Diagnostic evaluation of WRF precipitation objects

Barbara G. Brown, NCAR, Boulder, CO; and C. A. Davis and R. Bullock

To better diagnose spatial characteristics of model capabilities, an object-based verification approach is applied to precipitation and convective forecasts from the Weather Research and Forecast (WRF) model. The object-based approach allows identification and comparison of meaningful precipitation (or convective) objects in the forecast and observed fields. Basic attributes of the objects (e.g., size, shape, location, intensity) are measured and compared to either discern climatological errors in object attributes or to evaluate errors in the forecasts of matched objects. The types of errors that are measured allow diagnosis of fundamental characteristics of model performance to the extent that the object attributes are related to physical or dynamical processes.

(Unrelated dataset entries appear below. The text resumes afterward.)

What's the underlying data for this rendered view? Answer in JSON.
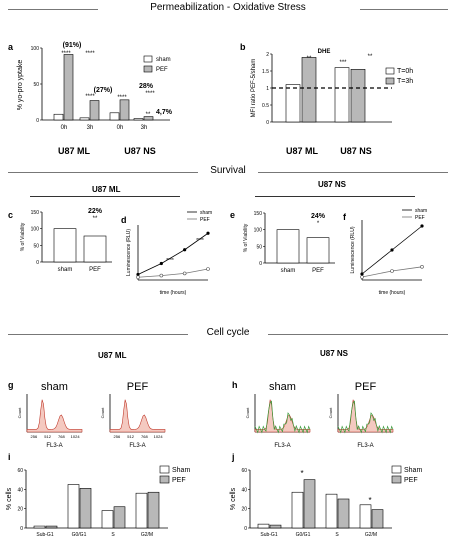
{
  "sections": {
    "permeabilization": "Permeabilization - Oxidative Stress",
    "survival": "Survival",
    "cellcycle": "Cell cycle"
  },
  "labels": {
    "u87ml": "U87 ML",
    "u87ns": "U87 NS"
  },
  "letters": [
    "a",
    "b",
    "c",
    "d",
    "e",
    "f",
    "g",
    "h",
    "i",
    "j"
  ],
  "chart_data": [
    {
      "panel": "a",
      "type": "bar",
      "ylabel": "% yo-pro yptake",
      "ylim": [
        0,
        100
      ],
      "yticks": [
        0,
        50,
        100
      ],
      "xticks": [
        "0h",
        "3h",
        "0h",
        "3h"
      ],
      "groups": [
        "U87 ML",
        "U87 NS"
      ],
      "series": [
        {
          "name": "sham",
          "values": [
            8,
            3,
            10,
            2
          ]
        },
        {
          "name": "PEF",
          "values": [
            91,
            27,
            28,
            4.7
          ]
        }
      ],
      "annotations": [
        "(91%)",
        "(27%)",
        "28%",
        "4,7%"
      ],
      "stars": [
        "****",
        "****",
        "****",
        "****",
        "****",
        "**"
      ]
    },
    {
      "panel": "b",
      "type": "bar",
      "title": "DHE",
      "ylabel": "MFI ratio PEF-5/sham",
      "ylim": [
        0,
        2
      ],
      "yticks": [
        0,
        0.5,
        1,
        1.5,
        2
      ],
      "groups": [
        "U87 ML",
        "U87 NS"
      ],
      "series": [
        {
          "name": "T=0h",
          "values": [
            1.1,
            1.6
          ]
        },
        {
          "name": "T=3h",
          "values": [
            1.9,
            1.55
          ]
        }
      ],
      "stars": [
        "**",
        "***",
        "**"
      ]
    },
    {
      "panel": "c",
      "type": "bar",
      "ylabel": "% of Viability",
      "ylim": [
        0,
        150
      ],
      "yticks": [
        0,
        50,
        100,
        150
      ],
      "categories": [
        "sham",
        "PEF"
      ],
      "values": [
        100,
        78
      ],
      "annotations": [
        "22%"
      ],
      "stars": [
        "**"
      ]
    },
    {
      "panel": "d",
      "type": "line",
      "ylabel": "Luminescence (RLU)",
      "xlabel": "time (hours)",
      "series": [
        {
          "name": "sham",
          "x": [
            0,
            24,
            48,
            72
          ],
          "y": [
            0.1,
            0.3,
            0.55,
            0.85
          ]
        },
        {
          "name": "PEF",
          "x": [
            0,
            24,
            48,
            72
          ],
          "y": [
            0.05,
            0.08,
            0.12,
            0.2
          ]
        }
      ],
      "stars": [
        "****",
        "****"
      ]
    },
    {
      "panel": "e",
      "type": "bar",
      "ylabel": "% of Viability",
      "ylim": [
        0,
        150
      ],
      "yticks": [
        0,
        50,
        100,
        150
      ],
      "categories": [
        "sham",
        "PEF"
      ],
      "values": [
        100,
        76
      ],
      "annotations": [
        "24%"
      ],
      "stars": [
        "*"
      ]
    },
    {
      "panel": "f",
      "type": "line",
      "ylabel": "Luminescence (RLU)",
      "xlabel": "time (hours)",
      "series": [
        {
          "name": "sham",
          "x": [
            0,
            24,
            48
          ],
          "y": [
            0.1,
            0.5,
            0.9
          ]
        },
        {
          "name": "PEF",
          "x": [
            0,
            24,
            48
          ],
          "y": [
            0.05,
            0.15,
            0.22
          ]
        }
      ]
    },
    {
      "panel": "g",
      "type": "area",
      "plots": [
        {
          "name": "sham",
          "xlabel": "FL3-A",
          "ylabel": "Count"
        },
        {
          "name": "PEF",
          "xlabel": "FL3-A",
          "ylabel": "Count"
        }
      ],
      "xticks": [
        "256",
        "512",
        "768",
        "1024"
      ]
    },
    {
      "panel": "h",
      "type": "area",
      "plots": [
        {
          "name": "sham",
          "xlabel": "FL3-A",
          "ylabel": "Count"
        },
        {
          "name": "PEF",
          "xlabel": "FL3-A",
          "ylabel": "Count"
        }
      ]
    },
    {
      "panel": "i",
      "type": "bar",
      "ylabel": "% cells",
      "ylim": [
        0,
        60
      ],
      "yticks": [
        0,
        20,
        40,
        60
      ],
      "categories": [
        "Sub-G1",
        "G0/G1",
        "S",
        "G2/M"
      ],
      "series": [
        {
          "name": "Sham",
          "values": [
            2,
            45,
            18,
            36
          ]
        },
        {
          "name": "PEF",
          "values": [
            2,
            41,
            22,
            37
          ]
        }
      ]
    },
    {
      "panel": "j",
      "type": "bar",
      "ylabel": "% cells",
      "ylim": [
        0,
        60
      ],
      "yticks": [
        0,
        20,
        40,
        60
      ],
      "categories": [
        "Sub-G1",
        "G0/G1",
        "S",
        "G2/M"
      ],
      "series": [
        {
          "name": "Sham",
          "values": [
            4,
            37,
            35,
            24
          ]
        },
        {
          "name": "PEF",
          "values": [
            3,
            50,
            30,
            19
          ]
        }
      ],
      "stars": [
        "*",
        "*"
      ]
    }
  ]
}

The object-based approach is applied to WRF precipitation forecasts on both a 22-km and 4-km grid. On the former, convection is parameterized, but it is explicit on the latter. Results of the comparisons provide much greater insight into characteristics of the model performance than could be attained through more traditional verification approaches. For example, the analyses indicate that the model produced too many large areas of precipitation and too few small areas; and that extreme precipitation intensities are under-predicted on the coarser grid, whereas moderate intensities are predicted too frequently. Application to fine-scale (4-km) WRF forecasts from the BAMEX project indicates, among numerous other results, that the model produced too many rain areas and that rain systems generally started late and lasted too long. Errors in placement, size and intensity of objects were also shown to vary diurnally. Forecasts with the cumulus parameterization produced areas that were too large and with precipitation too light mainly in the afternoon. Explicit (4 km) forecasts produced areas that were too large late at night, typically during the dissipation stage of organized convection.

Results of these studies indicate some of the benefits of the object-based verification approach for evaluation of model forecasts. Many different types of diagnostic information can be obtained through this approach. The object-based approach is currently being extended to explicit forecasts of convection and is being enhanced toward evaluation of three-dimensional objects (where the third dimension is time).